Andy Rosen, founder of the designer brand Theory, along with the Council of Fashion Designers of America (“CFDA”) and the New York City Economic Development Cooperation are launching the Fashion Manufacturing Initiative to raise funds for New York city factories that are at least two-years-old. By encouraging American designers to manufacture domestically, this initiative is an important step in reinvigorating American garment manufacturing. The initiative, which seeks to raise $3 to $5 million in start-up funds, has already received $1.5 million from the city Economic Development Corporation and Mr. Rosen. The initiative, which includes factories in all five New York City boroughs, will involve investing in equipment, improving real estate and working conditions, recruiting and retaining skilled labor, and centralizing the information needed to produce in New York. Factories with at least two years of fashion industry work can start applying for the funds on September 16th, and finalists will be selected in November. A committee of industry experts will interview and visit finalists on-site, and the winners will be selected in December. Funds will be delivered in February 2014.
Rosen explained that it is no longer the case that it is less expensive to manufacture in China: “Between the rising prices in China, the freight and the duty rates, there is no advantage price-wise in manufacturing in China.” In 2006, the gap in labor prices between the United States and China was about $17 per hour, but according to Dan North, an economist with Eurler Hermes, a credit insurer that works with manufacturers, by 2015, the gap could shrink to as little as $7 per hour. North indicated that “If you’re a U.S. company and the advantage is only $7 per hour, suddenly it may be worth staying home. If I stay here, I have lower inventory costs, lower transportation costs. I’m closer to my market, I can have higher-quality production and I can keep my technology.” In fact, a 2012 Boston Consulting Group survey showed that 37 percent of U.S. manufacturers with sales above $1 billion said they were considering shifting some production from China to the United States.
In addition to rising prices, China has enacted stricter labor laws, and is experiencing more frequent labor disputes and strikes. At the same time, worker productivity has been rising in the U.S., and there is a growing appetite for domestically manufactured items. Between January 2010 and May 2013, the United States added 520,000 manufacturing jobs. In the apparel sphere, the rise of domestic manufacturing has also brought with it an expansion beyond traditional fashion manufacturing hubs like New York and Los Angeles, and into smaller cities like Raleigh, North Carolina and Fort Wayne, Indiana.
Nevertheless, many designers still send work abroad, in part because of more advanced technologies available overseas. Mr.
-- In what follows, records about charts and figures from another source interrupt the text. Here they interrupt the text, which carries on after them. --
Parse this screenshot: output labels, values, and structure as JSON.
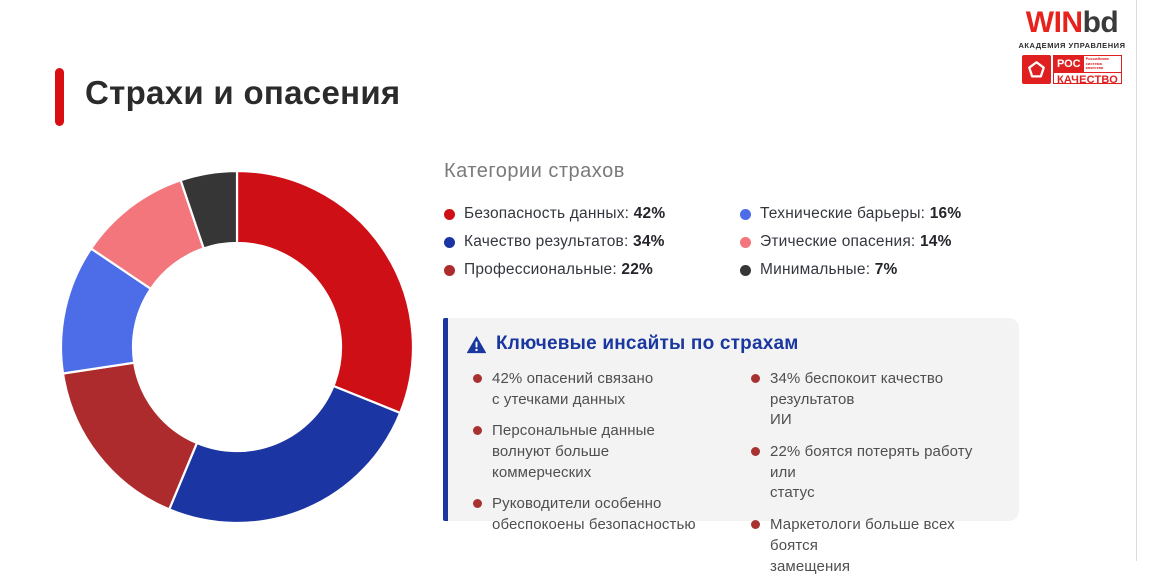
{
  "colors": {
    "accent_red": "#d90d12",
    "accent_blue": "#1a37a0",
    "bullet_red": "#a83232",
    "win_red": "#e8211d",
    "rosk_red": "#e02020"
  },
  "logo": {
    "win": "WIN",
    "bd": "bd",
    "subtitle": "АКАДЕМИЯ УПРАВЛЕНИЯ",
    "roskachestvo": {
      "top": "РОС",
      "bottom": "КАЧЕСТВО",
      "tagline": "Российская\nсистема\nкачества"
    }
  },
  "page_title": "Страхи и опасения",
  "chart_data": {
    "type": "pie",
    "variant": "donut",
    "title": "Категории страхов",
    "units": "%",
    "note": "values sum to 135; donut angles are proportional to values",
    "segments": [
      {
        "label": "Безопасность данных",
        "value": 42,
        "color": "#ce1016"
      },
      {
        "label": "Качество результатов",
        "value": 34,
        "color": "#1b35a3"
      },
      {
        "label": "Профессиональные",
        "value": 22,
        "color": "#ad2b2c"
      },
      {
        "label": "Технические барьеры",
        "value": 16,
        "color": "#4d6ce8"
      },
      {
        "label": "Этические опасения",
        "value": 14,
        "color": "#f3767c"
      },
      {
        "label": "Минимальные",
        "value": 7,
        "color": "#363636"
      }
    ],
    "legend_position": "right",
    "start_angle_deg": 0,
    "direction": "clockwise"
  },
  "insights": {
    "title": "Ключевые инсайты по страхам",
    "columns": [
      [
        "42% опасений связано\nс утечками данных",
        "Персональные данные\nволнуют больше\nкоммерческих",
        "Руководители особенно\nобеспокоены безопасностью"
      ],
      [
        "34% беспокоит качество результатов\nИИ",
        "22% боятся потерять работу или\nстатус",
        "Маркетологи больше всех боятся\nзамещения"
      ]
    ]
  }
}
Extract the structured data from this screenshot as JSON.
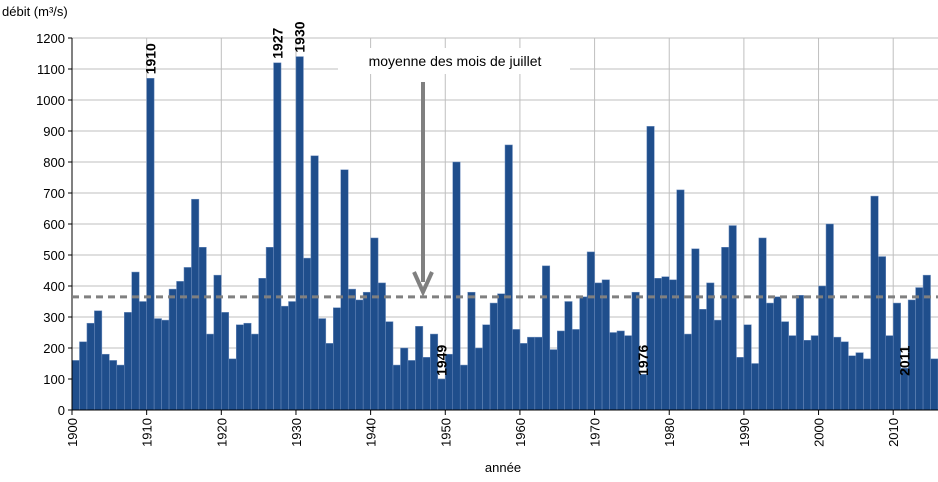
{
  "chart_data": {
    "type": "bar",
    "y_label": "débit (m³/s)",
    "x_label": "année",
    "x": [
      1900,
      1901,
      1902,
      1903,
      1904,
      1905,
      1906,
      1907,
      1908,
      1909,
      1910,
      1911,
      1912,
      1913,
      1914,
      1915,
      1916,
      1917,
      1918,
      1919,
      1920,
      1921,
      1922,
      1923,
      1924,
      1925,
      1926,
      1927,
      1928,
      1929,
      1930,
      1931,
      1932,
      1933,
      1934,
      1935,
      1936,
      1937,
      1938,
      1939,
      1940,
      1941,
      1942,
      1943,
      1944,
      1945,
      1946,
      1947,
      1948,
      1949,
      1950,
      1951,
      1952,
      1953,
      1954,
      1955,
      1956,
      1957,
      1958,
      1959,
      1960,
      1961,
      1962,
      1963,
      1964,
      1965,
      1966,
      1967,
      1968,
      1969,
      1970,
      1971,
      1972,
      1973,
      1974,
      1975,
      1976,
      1977,
      1978,
      1979,
      1980,
      1981,
      1982,
      1983,
      1984,
      1985,
      1986,
      1987,
      1988,
      1989,
      1990,
      1991,
      1992,
      1993,
      1994,
      1995,
      1996,
      1997,
      1998,
      1999,
      2000,
      2001,
      2002,
      2003,
      2004,
      2005,
      2006,
      2007,
      2008,
      2009,
      2010,
      2011,
      2012,
      2013,
      2014,
      2015
    ],
    "values": [
      160,
      220,
      280,
      320,
      180,
      160,
      145,
      315,
      445,
      350,
      1070,
      295,
      290,
      390,
      415,
      460,
      680,
      525,
      245,
      435,
      315,
      165,
      275,
      280,
      245,
      425,
      525,
      1120,
      335,
      350,
      1140,
      490,
      820,
      295,
      215,
      330,
      775,
      390,
      355,
      380,
      555,
      410,
      285,
      145,
      200,
      160,
      270,
      170,
      245,
      100,
      180,
      800,
      145,
      380,
      200,
      275,
      345,
      375,
      855,
      260,
      215,
      235,
      235,
      465,
      195,
      255,
      350,
      260,
      365,
      510,
      410,
      420,
      250,
      255,
      240,
      380,
      115,
      915,
      425,
      430,
      420,
      710,
      245,
      520,
      325,
      410,
      290,
      525,
      595,
      170,
      275,
      150,
      555,
      345,
      365,
      285,
      240,
      370,
      225,
      240,
      400,
      600,
      235,
      220,
      175,
      185,
      165,
      690,
      495,
      240,
      345,
      135,
      355,
      395,
      435,
      165
    ],
    "color": "#1f4e8c",
    "xlim": [
      1900,
      2016
    ],
    "xticks": [
      1900,
      1910,
      1920,
      1930,
      1940,
      1950,
      1960,
      1970,
      1980,
      1990,
      2000,
      2010
    ],
    "ylim": [
      0,
      1200
    ],
    "yticks": [
      0,
      100,
      200,
      300,
      400,
      500,
      600,
      700,
      800,
      900,
      1000,
      1100,
      1200
    ],
    "grid": true,
    "mean": {
      "value": 365,
      "label": "moyenne des mois de juillet",
      "color": "#808080"
    },
    "annotations": [
      {
        "text": "1910",
        "x": 1910,
        "color": "#1f3fbf"
      },
      {
        "text": "1927",
        "x": 1927,
        "color": "#1f3fbf"
      },
      {
        "text": "1930",
        "x": 1930,
        "color": "#1f3fbf"
      },
      {
        "text": "1949",
        "x": 1949,
        "color": "#e8141a"
      },
      {
        "text": "1976",
        "x": 1976,
        "color": "#e8141a"
      },
      {
        "text": "2011",
        "x": 2011,
        "color": "#e8141a"
      }
    ]
  }
}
Rosen explained that it’s more complicated to manufacture in America “because you have the pattern making over here, the marking and grading over there, the cutting, sewing elsewhere.” Barbara Blair Randall, president of the Fashion Center Business Improvement District, has indicated that several designers have complained that New York’s factories are sorely in need of modern updates. Rosen believes that “if these factories develop the technology, designers will come back in droves.